We often hear people say that the reason we have America's lowest funding for education is because we have large families. Let's rethink that. Just because we have large families, do we let our children become the worst fed or the worst clothed in the United States? If we have a big family, we should of course be prudent and frugal but should take care of them properly and educate them excellently. We can do that.

Actually, our state spending on education as a fraction of personal income ranks us 33rd, well below average in the United States, (Education Paradox 2009) while our total tax and fee burden is above average, 20th highest in the nation (Bernick 2008). What's going on here? Why is education being shortchanged? We need to look carefully at where our taxes are being spent and change our priorities.

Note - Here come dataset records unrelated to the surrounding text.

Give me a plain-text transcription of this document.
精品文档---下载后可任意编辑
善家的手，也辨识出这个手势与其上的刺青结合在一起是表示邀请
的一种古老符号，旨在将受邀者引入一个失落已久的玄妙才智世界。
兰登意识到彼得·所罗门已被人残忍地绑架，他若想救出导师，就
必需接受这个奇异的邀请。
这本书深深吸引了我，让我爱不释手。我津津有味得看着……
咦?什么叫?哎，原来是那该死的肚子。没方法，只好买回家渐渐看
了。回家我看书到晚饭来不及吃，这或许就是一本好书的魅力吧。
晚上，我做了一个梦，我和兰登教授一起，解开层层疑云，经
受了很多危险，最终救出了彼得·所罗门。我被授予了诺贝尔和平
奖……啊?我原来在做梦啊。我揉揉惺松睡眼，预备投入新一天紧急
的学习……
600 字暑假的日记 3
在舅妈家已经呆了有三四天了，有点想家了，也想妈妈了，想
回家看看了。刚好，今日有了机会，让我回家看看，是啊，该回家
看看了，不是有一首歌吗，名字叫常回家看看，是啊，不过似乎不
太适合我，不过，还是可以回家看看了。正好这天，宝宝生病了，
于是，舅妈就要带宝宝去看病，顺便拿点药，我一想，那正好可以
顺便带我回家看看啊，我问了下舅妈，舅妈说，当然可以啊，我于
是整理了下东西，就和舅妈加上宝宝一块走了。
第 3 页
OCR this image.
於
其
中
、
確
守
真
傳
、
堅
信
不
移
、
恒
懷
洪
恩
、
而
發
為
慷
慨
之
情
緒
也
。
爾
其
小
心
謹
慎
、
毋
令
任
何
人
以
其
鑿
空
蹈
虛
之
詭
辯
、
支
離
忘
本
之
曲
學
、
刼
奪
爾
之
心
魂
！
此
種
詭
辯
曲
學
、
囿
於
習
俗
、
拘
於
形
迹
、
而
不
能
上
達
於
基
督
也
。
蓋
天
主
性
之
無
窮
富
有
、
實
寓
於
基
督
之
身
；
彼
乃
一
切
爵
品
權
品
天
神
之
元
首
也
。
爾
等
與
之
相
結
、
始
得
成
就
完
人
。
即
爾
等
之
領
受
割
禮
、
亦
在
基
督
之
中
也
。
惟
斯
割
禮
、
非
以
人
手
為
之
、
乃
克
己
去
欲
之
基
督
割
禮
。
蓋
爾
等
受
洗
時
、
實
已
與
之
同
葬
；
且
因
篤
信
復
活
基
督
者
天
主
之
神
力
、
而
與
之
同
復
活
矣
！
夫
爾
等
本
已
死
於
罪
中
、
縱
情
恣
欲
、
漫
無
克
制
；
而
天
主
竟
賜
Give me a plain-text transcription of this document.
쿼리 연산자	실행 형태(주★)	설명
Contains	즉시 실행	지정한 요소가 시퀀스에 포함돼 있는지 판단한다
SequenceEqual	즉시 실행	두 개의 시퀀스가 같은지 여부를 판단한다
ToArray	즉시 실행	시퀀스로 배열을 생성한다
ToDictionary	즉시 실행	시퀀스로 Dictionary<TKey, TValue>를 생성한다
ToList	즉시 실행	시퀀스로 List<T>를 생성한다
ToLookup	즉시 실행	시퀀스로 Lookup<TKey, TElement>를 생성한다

We must support higher and public education better, even if we have to use the rainy day fund and postpone some road building and other capital improvements to do it.

If we are going to invest more in education, however, we need more local accountability. That doesn't mean legislators' micromanagement or more testing of students. We have plenty of data on K-12 students, but it is time to use that information more intelligently, focusing on individual improvement. Local educators should be empowered to reward teaching that results in value added. Focusing on the quality of student learning, they should have funding and authority to provide substantial incentives to reward and attract effective teachers. Of course teachers must play important roles in designing and implementing this process.

Some people think that every legislator has to be a business person, forgetting that a large part of our state budget goes to education. I have spent my life in public and higher education and think you will agree that we need more educators in the legislature.

SOURCES

  • Bernick, Bob Jr. "Utah's tax burden…" Deseret News 10 June 2008.
  • "Education paradox" Salt Lake Tribune 1 Dec 2009.
  • "Falling Behind: Utah's test scores not what they should be." Salt Lake Tribune 07 Nov 07.
  • Steve Warren "Debunking Utah's ACT…" Salt Lake Tribune 31 Aug 08.